Brother-Sister Controlled Group
When 5 or fewer individuals own 80% or more of each company, the two companies become a brother-sister controlled group. Example: Husband owns 100% of his single-member LLC consulting business. Wife owns 100% of her sole-shareholder S-Corp. Because the husband and wife are legally married, they are automatically considered to have shared ownership of each other’s businesses and become a brother-sister controlled group.
If we simply stop there, under IRS controlled group rules, the spouses would have to share a Solo 401k plan. If the wife decides to hire a full-time employee, both the husband and wife lose their Solo 401k eligibility. That’s because they are part of a brother-sister controlled group. The IRS views them as one big business/retirement plan.

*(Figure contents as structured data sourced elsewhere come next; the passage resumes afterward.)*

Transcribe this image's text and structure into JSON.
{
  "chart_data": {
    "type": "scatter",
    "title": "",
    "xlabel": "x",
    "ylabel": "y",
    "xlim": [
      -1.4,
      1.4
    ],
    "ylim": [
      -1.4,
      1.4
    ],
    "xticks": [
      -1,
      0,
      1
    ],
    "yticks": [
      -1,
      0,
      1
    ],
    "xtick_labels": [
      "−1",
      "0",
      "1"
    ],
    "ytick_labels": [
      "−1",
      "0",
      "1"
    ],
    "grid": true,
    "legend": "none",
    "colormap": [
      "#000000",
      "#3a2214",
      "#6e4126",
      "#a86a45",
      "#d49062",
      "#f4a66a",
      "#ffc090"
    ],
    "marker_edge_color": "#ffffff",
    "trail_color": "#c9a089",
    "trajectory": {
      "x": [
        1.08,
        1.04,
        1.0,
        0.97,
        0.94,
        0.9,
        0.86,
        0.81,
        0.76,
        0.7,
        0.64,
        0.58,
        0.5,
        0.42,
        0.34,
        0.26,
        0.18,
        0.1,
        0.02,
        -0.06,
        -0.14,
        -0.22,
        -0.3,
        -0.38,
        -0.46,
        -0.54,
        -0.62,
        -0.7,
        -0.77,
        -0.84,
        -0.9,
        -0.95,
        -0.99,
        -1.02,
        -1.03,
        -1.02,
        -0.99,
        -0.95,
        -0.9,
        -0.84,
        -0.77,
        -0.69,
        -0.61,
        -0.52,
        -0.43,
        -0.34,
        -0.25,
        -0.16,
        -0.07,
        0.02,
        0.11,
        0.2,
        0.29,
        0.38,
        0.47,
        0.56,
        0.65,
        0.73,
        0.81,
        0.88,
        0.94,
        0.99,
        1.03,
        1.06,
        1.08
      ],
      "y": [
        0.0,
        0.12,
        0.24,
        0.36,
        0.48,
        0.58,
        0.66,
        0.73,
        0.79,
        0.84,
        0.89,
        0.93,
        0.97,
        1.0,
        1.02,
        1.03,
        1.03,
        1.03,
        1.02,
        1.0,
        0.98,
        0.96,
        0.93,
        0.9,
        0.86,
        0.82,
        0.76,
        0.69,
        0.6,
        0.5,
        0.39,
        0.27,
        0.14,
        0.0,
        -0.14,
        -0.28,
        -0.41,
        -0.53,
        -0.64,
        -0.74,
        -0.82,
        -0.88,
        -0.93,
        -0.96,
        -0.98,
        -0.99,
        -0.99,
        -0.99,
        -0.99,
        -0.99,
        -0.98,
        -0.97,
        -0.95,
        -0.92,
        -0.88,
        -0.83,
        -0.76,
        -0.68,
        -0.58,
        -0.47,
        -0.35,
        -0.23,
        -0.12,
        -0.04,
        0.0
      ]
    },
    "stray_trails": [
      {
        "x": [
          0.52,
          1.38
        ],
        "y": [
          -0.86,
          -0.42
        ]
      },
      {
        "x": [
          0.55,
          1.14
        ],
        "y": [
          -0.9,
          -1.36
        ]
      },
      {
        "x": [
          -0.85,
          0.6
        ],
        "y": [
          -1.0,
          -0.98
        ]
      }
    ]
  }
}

Solo 401k Controlled Group Spousal Exception
The IRS states there isn’t any ownership attribution between spouses as long as all three rules below apply:
- “No direct ownership or participation in the management of such corporation at any time during the taxable year. Additionally, the spouse cannot be a member of the board of directors, a fiduciary, or an employee of such organization at any time during such taxable year.
- No more than 50% of business gross income is from passive investments.
- Stock is not subject to conditions that restrict a spouse’s right to dispose of the stock and that run in favor of the individual or his children under age 21.” (Source)
Let’s return to our example of the husband and wife having separate businesses but being a part of a brother-sister controlled group.
The husband setup his Solo 401k and is happily making investments. His wife’s (totally separate) business is beginning to grow and she decides it’s time to hire a full-time employee.
If we were to simply view the husband and wife as a part of the same brother-sister controlled group, the husband would lose his Solo 401k eligibility as soon as his wife hires a full-time employee.
That would mean he needs to roll out all his assets/funds/investments from his Solo 401k and shut down his Solo 401k plan.
Then Things Get Interesting
If the husband and wife meet the IRS three criteria above, they qualify for a spousal exception.
That means the wife can hire a full-time employee and lose her Solo 401k eligibility for herself and her business without affecting the husband and his Solo 401k.
The wife can grow her business (without the benefits of a Solo 401k of course). The husband can continue in his business and keep his Solo 401k.
In order to execute this successfully, the wife must not be listed on the husband’s Solo 401k documents.
That means she cannot participate or be a trustee in her husband’s plan. It also means the husband must maintain those three IRS criteria. Namely, he can’t work for, be a board member of, or own any part of her business. Second, her business can’t have more than 50% of its revenue from passive investments. Finally, their children must be older than 21 years old.
Do you and your spouse own separate businesses?
Are you wondering if you’re part of a controlled group? The best way to find out is to ask your legal counsel or tax advisor. First determine if you are part of a controlled group. Then you can determine what type of controlled group it might be (parent-subsidiary or brother-sister). Further, determine if the spousal exception applies to your situation.
This can be a very tricky part of the tax code. Make sure you engage the help and support of your trusted advisors.